The book was well received by the movement on both sides of the Atlantic Ocean. Errico Malatesta, who received one of the few copies that passed through the thick wall of fascist censorship, wrote favourably about it in Pensiero e Volontà (the review he was publishing in Rome) — saying that it was not only, “A clear presentation of anarchist communism”, it was also “A lucid statement of the ever-present problems of anarchism in relation to the would-be revolutionary movements”. He deplored the fact that very few Italians had the opportunity to read it.
That anarchism is neither dead nor dying is — in these final decades of the twentieth century — better proved by facts than words. The chronicles of the Russian and the Spanish Revolutions have documented beyond any reasonable doubt the great importance of the anarchist ideas and activities in the struggle for the overthrowing of the old feudal and militaristic regimes. No less important have been the anarchists’ experimentations with new forms of social existence, production and distribution.
Equally impressive is the fact that, even where the self-styled socialist revolutionaries have managed to impose their party’s rule, they have failed to live up to their original promises of freedom and justice for all their subjects. Where they rule alone, they inflict on their peoples the yoke of a political and economic tyranny that has no equal except in fascist dictatorships. And where they have entered into a partnership with the old politicians of capitalism and the privileged classes, they function more as custodians and guardians of the common people who vote for them, than as defenders of their rights and freedom.
In these circumstances, men and women, endowed with heart and brains, concerned about the future of mankind, feel they have nowhere to turn for hope and inspiration except to the ideas, experience, and history of the anarchist movement. And that is where Galleani’s little book will be of great help today, tomorrow and forever, until the total emancipation of mankind from the scourges of oppression, exploitation and ignorance are erased from the face of the earth.
It is, of course, one man’s conception of anarchism, its meaning, its history and its hopes for the future. But that man has knowledge, experience, integrity and a whole life of struggle, suffering and courage’ It is worth seeing what he has to say.

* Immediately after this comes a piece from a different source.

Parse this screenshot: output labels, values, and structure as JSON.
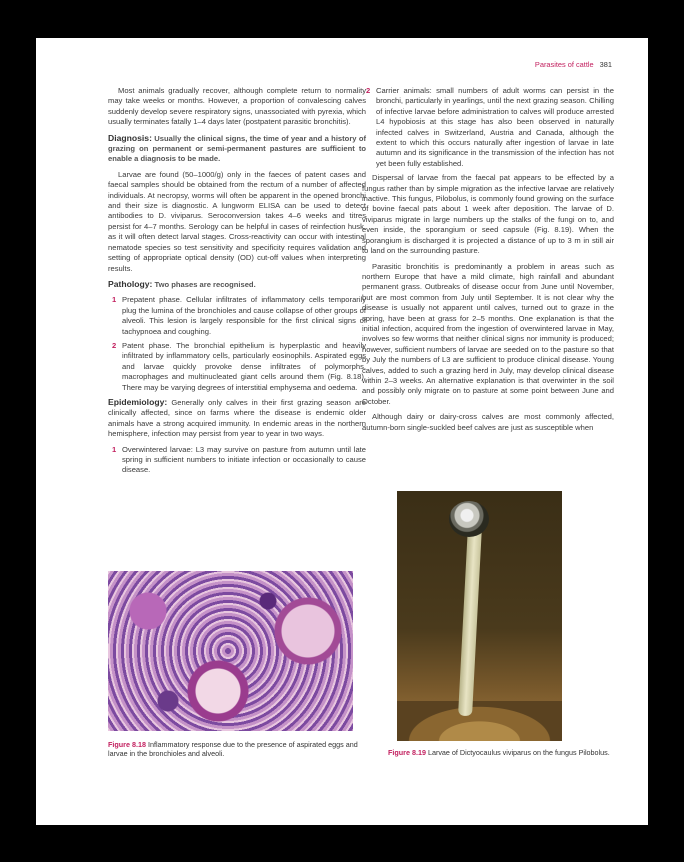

Galleani’s book was well-received by his friends and comrades, but, as a result, he was increasingly persecuted by his enemies. Immediately after the publication of La Fine dell’Anarchismo?, in America the Italian police began to intensify their harassments with more frequent invasions of his house, with arrests and imprisonments for receiving ‘dangerous’ newspapers from abroad. Before the end of the year 1927, he was finally arrested and sent back to confino in the Tyrrhenian Archipelago of Lipari, off the northern coast of Sicily, where he remained until 28 February 1930. Even there he was arrested again and sent to Messina, where he was formally tried — and sentenced to six months and six days in prison on a trumped-up charge of having insulted. . . Mussolini. In a small mountain village, still under police surveillance, he died on 4 November 1931, at the age of seventy.